¿España es tonta? Y no lo digo a consecuencia de haber oído el discurso con que nos obsequió la portavoz de Coalición Canaria durante el reciente debate sobre el Estado de la Nación, delicadísima pieza de oropel sentimental que tiene la virtud de mostrar a las claras –azúcar somos– la cursilería dominante en la vida pública española. ¡Aunque bien podría! No, la pregunta la provocan unas recientes reflexiones del sociólogo Víctor Pérez Díaz, quien aducía que la respuesta emocional de los ciudadanos ante la crisis tiene mucho que ver con sus limitaciones cognitivas. O sea, que más que tratar de comprender lo que ha pasado, protestamos. Y de ahí, por ejemplo, la alegría con la que se apoyan las delirantes tesis económicas planteadas por el movimiento 15M, a las que también se refería hace unos días José Ignacio Wert en El País.

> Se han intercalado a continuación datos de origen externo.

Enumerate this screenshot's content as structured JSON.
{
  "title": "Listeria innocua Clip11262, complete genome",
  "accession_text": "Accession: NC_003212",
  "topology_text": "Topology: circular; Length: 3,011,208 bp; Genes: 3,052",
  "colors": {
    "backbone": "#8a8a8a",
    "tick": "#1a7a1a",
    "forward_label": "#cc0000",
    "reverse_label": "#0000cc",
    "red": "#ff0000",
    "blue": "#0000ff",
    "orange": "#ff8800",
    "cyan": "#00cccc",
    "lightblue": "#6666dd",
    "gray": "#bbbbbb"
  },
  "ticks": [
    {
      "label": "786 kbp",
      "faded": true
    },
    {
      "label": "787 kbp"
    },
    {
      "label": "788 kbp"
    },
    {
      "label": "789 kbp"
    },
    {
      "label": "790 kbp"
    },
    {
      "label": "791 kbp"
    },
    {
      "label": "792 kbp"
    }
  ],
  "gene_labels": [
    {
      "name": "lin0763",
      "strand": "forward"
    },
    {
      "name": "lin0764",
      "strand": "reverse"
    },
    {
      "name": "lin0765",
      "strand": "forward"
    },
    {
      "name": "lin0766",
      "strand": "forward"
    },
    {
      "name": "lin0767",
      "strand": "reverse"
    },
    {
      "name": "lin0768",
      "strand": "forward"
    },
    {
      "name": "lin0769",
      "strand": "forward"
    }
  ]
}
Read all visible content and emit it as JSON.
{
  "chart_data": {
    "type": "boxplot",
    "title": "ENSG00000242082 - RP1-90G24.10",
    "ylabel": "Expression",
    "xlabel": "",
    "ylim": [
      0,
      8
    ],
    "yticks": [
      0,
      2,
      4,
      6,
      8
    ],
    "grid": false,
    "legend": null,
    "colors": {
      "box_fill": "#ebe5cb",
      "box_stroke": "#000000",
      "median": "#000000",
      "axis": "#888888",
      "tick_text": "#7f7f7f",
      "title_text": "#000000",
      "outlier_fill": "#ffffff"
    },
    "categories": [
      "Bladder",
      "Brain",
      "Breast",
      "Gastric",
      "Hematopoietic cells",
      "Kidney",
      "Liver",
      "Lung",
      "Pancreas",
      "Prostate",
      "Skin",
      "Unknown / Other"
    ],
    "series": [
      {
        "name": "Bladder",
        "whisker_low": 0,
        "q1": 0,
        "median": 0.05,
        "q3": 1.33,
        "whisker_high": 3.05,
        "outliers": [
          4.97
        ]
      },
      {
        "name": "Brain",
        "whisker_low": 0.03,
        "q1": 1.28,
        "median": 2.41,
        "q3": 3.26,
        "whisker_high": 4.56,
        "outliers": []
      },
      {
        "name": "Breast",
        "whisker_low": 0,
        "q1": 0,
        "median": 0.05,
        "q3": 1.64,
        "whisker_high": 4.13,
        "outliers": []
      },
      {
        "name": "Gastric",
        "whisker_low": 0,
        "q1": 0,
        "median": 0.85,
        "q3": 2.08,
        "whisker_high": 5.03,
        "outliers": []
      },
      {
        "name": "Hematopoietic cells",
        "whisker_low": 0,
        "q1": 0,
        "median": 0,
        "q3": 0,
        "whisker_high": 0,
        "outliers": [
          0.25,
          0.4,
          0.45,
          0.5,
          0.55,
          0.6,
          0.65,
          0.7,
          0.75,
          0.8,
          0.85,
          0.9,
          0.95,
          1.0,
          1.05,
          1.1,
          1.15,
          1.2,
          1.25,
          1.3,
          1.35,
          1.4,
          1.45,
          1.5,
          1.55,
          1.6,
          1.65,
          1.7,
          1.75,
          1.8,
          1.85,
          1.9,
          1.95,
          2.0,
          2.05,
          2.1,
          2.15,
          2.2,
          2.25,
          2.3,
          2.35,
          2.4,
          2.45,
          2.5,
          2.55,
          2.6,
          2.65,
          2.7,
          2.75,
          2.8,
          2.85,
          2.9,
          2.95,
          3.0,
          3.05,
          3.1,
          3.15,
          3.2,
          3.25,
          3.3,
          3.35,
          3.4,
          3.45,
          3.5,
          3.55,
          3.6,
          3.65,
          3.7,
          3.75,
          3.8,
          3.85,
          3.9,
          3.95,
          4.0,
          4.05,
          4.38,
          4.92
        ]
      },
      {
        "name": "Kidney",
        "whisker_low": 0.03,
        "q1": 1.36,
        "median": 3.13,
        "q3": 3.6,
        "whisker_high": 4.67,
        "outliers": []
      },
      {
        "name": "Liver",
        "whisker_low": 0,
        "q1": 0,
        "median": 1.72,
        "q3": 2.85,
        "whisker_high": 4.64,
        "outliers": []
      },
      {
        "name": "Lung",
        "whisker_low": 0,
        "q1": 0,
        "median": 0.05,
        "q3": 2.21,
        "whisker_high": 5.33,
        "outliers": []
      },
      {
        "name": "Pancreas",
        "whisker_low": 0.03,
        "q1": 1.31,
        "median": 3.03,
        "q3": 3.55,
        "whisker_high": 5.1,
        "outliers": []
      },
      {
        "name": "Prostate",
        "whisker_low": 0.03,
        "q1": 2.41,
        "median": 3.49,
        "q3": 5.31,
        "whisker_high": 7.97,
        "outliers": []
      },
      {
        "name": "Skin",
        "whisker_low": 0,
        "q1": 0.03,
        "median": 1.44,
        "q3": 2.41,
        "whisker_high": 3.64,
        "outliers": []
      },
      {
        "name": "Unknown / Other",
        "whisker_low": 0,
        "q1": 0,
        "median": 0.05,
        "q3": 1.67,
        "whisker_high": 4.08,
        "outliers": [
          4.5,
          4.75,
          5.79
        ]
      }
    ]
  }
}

Añadía Pérez Díaz que esos mismos ciudadanos suelen preocuparse más de que sus hijos aprueben que de la calidad de la enseñanza que reciben, de manera que ese círculo vicioso no hace más que perpetuarse. Desde luego, aquí no va a pasar como en Hamburgo, donde un movimiento ciudadano de clase media logró parar una reforma educativa que amenazaba con rebajar el nivel de exigencia en los institutos de –como diría un periodista– la hermosa ciudad hanseática. Aunque vamos a dejar esto a un lado, que no quisiera discutir hoy ese incomprensible lugar común que circula por nuestra opinión pública, a saber: que nuestros jóvenes constituyen la generación más preparada de la historia española. Si fuera así, ¡qué horror retrospectivo! Pero no lo es.

En fin, yo no sé si España es tonta, pero sí que está demostrando una notable capacidad para el autoengaño. Es una humanísima inclinación, que nos lleva a justificar cualquier cosa sólo porque la hemos hecho nosotros. Sólo de esta forma cabe entender que insistamos en echarle la culpa de nuestros males a los mercados, o a nuestros representantes políticos, o –en entrañable giro filoperonista– al FMI. Algo parecido sucede en Grecia, un país que falsificó sus cuentas y no tiene dinero para pagar a sus deudores, pero que levanta barricadas contra quienes van a evitar, me temo que sólo por ahora, su bancarrota: qué cosas. Sucede que, en una sociedad compleja, las responsabilidades están repartidas en el tiempo y el espacio, como corresponde a un orden moderadamente descentralizado de decisión y acción. En ese marco, no tienen la misma influencia sobre los acontecimientos el presidente del gobierno que un ciudadano que acuerda con un promotor pagar parte de su vivienda en dinero negro; pero ambos tienen influencia. Esta dispersión de la responsabilidad es la que metemos debajo de la alfombra si le echamos la culpa al capitalismo, así, a lo grande.

Hace poco, el semanario alemán Der Spiegel relataba un encuentro en Dublín entre un joven comunista irlandés y un consultor holandés. Decía éste que no entendía por qué su país, después de haber hecho las cosas bien, tenía que rescatar a sociedades donde los jóvenes dejan sus estudios para irse a la construcción o las madres intentan que sus hijos sean estrellas del fútbol; y citaba a España. Esto, naturalmente, fue antes de que este señor pudiera enterarse de que vamos a premiar con 400 euros al mes a quienes dejaron al instituto, a ver si se animan a volver para seguir molestando a los que tienen ganas de estudiar. ¿Exagera el holandés? Puede. Pero no olvidemos que en España está bien visto que un joven en plena capacidad productiva se pavonee cuando es despedido y diga que va a vivir la vida mientras le dure el subsidio de desempleo, o que los certificados médicos falsos se cuentan a cientos cuando se abre el plazo para solicitar el cambio de grupo en la universidad: como si no quedara un joven sano en toda España. Y así sucesivamente.

Pero si España es tonta, o, en el mejor de los casos, sólo se engaña a sí misma, ¿quién va a decírselo? Si un líder político dice la verdad, se hunde en los sondeos. Y ése es el problema. Porque sólo si acertamos en el diagnóstico, acertaremos en las soluciones. Aunque a lo mejor se está más cómodo en la eterna adolescencia.